赵亮,山东青年政治学院文化传播学院
内容提要:以鲁迅“自文字至文章”的治学方法研究《狂人日记》,发现狂人兼容鸱鸮、诳人、王者等义。鸱枭黑夜活动、英勇善战,是鲁迅钟爱的意象,和文中的狂人吻合。作品中是否存在诳骗、谁在诳骗亦形成不同的真假结构。大哥说谎,赴任成为被吃的代名词。狂人表面赴任,内含诳骗,分为两种情况:一是狂人迫不得已赴任,骗了别人却无法欺骗自己;二是假赴任,真革命。序言中的古文叙事融合王者鸱枭的过往,古今互喻,分为三种:一是过去完成时,狂人赴任暗喻远古鸱枭的王者地位;二是以古喻今,既是过去,也是现代,狂人赴任意味着鸱枭一样的狂人继续革命;三是将来时,预示未来不再吃人的社会的实现。古今对视中,“狂”人的多元结构得以呈现。
关键词:《狂人日记》;鸱枭;鸟人;诳人;王者
《狂人日记》中的序言是用古文写的,而正文是用白话写就。对此温儒敏、旷新年把它作为反讽结构加以理解,正文是肯定,而序言是否定,“有意赋予两种对立的叙述者以两种相反的语言,以明确他们叙述之间的巨大鸿沟和根本对立”[1],这种见解无疑很有价值,对理解鲁迅文本的复杂性有重要的启发意义。王富仁认为狂人是清醒和疯狂的结合,表现为艺术、思想的双线结构[2]。
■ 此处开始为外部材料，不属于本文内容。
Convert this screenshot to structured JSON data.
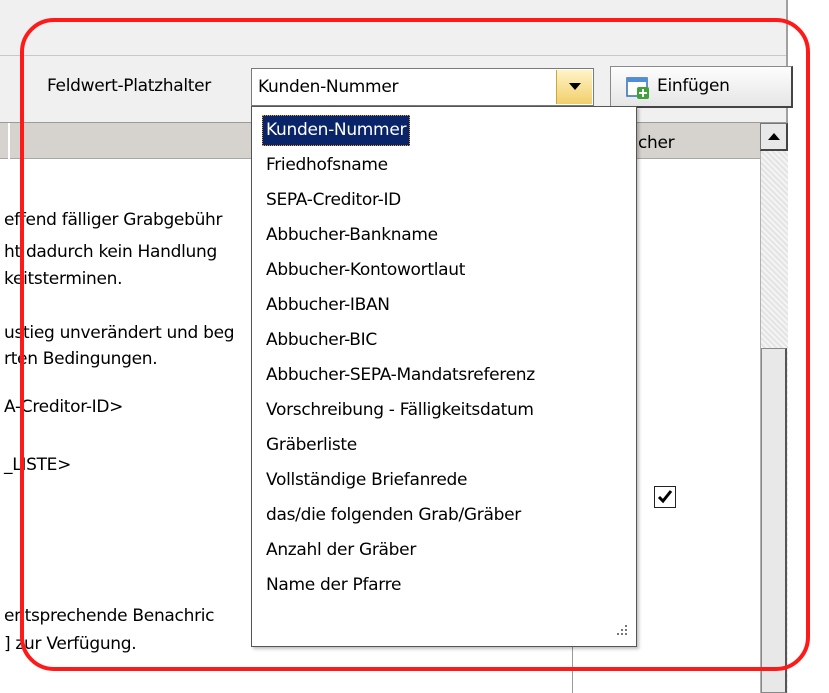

这些论述都认识到了狂人的前后不一致、话语的双重性,但是对不一致、双重性关系的认识是不一样的。姜异新从207个字的文言识语出发,梳理“识”的旗帜、记述等多重语义内涵,认为文言部分并非故事外的作者小序,而是虚构文本的一部分,揭示了文字语义维度在文本阐释中的关键作用,具有研究方法的指导意义和范式价值。[3]郜元宝结合历史事实和狂人是战士的本质,认为赴任有三种阐释:一是激进革命,如徐锡麟虽然赴任,却为了刺杀当权者;二是既便赴任,也是为了进入既有社会进行战斗,又从事启蒙写作;三是带着“个的自觉”和“赎罪意识”去做扎实工作。[4]结合鲁迅“自文字至文章”的方法,会发现“狂”人之“狂”的能指和所指丰富多元,这成为《狂人日记》义理变化的基石。狂字古今意义的不同导致狂人的本质和结构复杂多样,狂人赴任表现为真假多变、古今互喻的多重模式。
一、“自文字至文章”的狂人建构方式
目前研究多从关键词“狂人”开始进行分析,但这和鲁迅的研究方法并不完全一样。在《汉文学史纲要》中,鲁迅从文字分析文章的形成,关注字的历时变化对文章的影响。如果把《狂人日记》立基于狂字基础上的“狂”人观和鲁迅的《汉文学史纲要》的第一章“自文字至文章”结合起来,可以更好地理解狂人的复杂性。“自文字至文章”是鲁迅用朴学方式从文字开始研究汉文学史的纲领文章,把汉字的多重意义结合相关典籍、文献予以展现,得出文章的义理。王瑶在《五四时期对中国传统文学的价值重估》中指出鲁迅等人“在传统文学中所发现和肯定的价值特点,也正是体现在他们在新文学作品中的基本特征”。[5]“自文字至文章”也是《狂人日记》的基本特点,不同之处在于:一个是古代文学特点,一个是现代小说的创作特征。
鲁迅用朴学的方法详细考证,用“字”和“文”训诂说理,生动阐释了文章和文字之间的关系。“自文字至文章”强调文字对文章生成的重要作用,从刚开始结绳记事,书契成文,到慢慢有了文字。随着社会的发展,字所承担的意义也越来越多。“连属文字,亦谓之文。而其兴盛,盖亦由巫史乎”[6],文学的发展离不开神话、历史,要从神话、历史中认识文字和文章。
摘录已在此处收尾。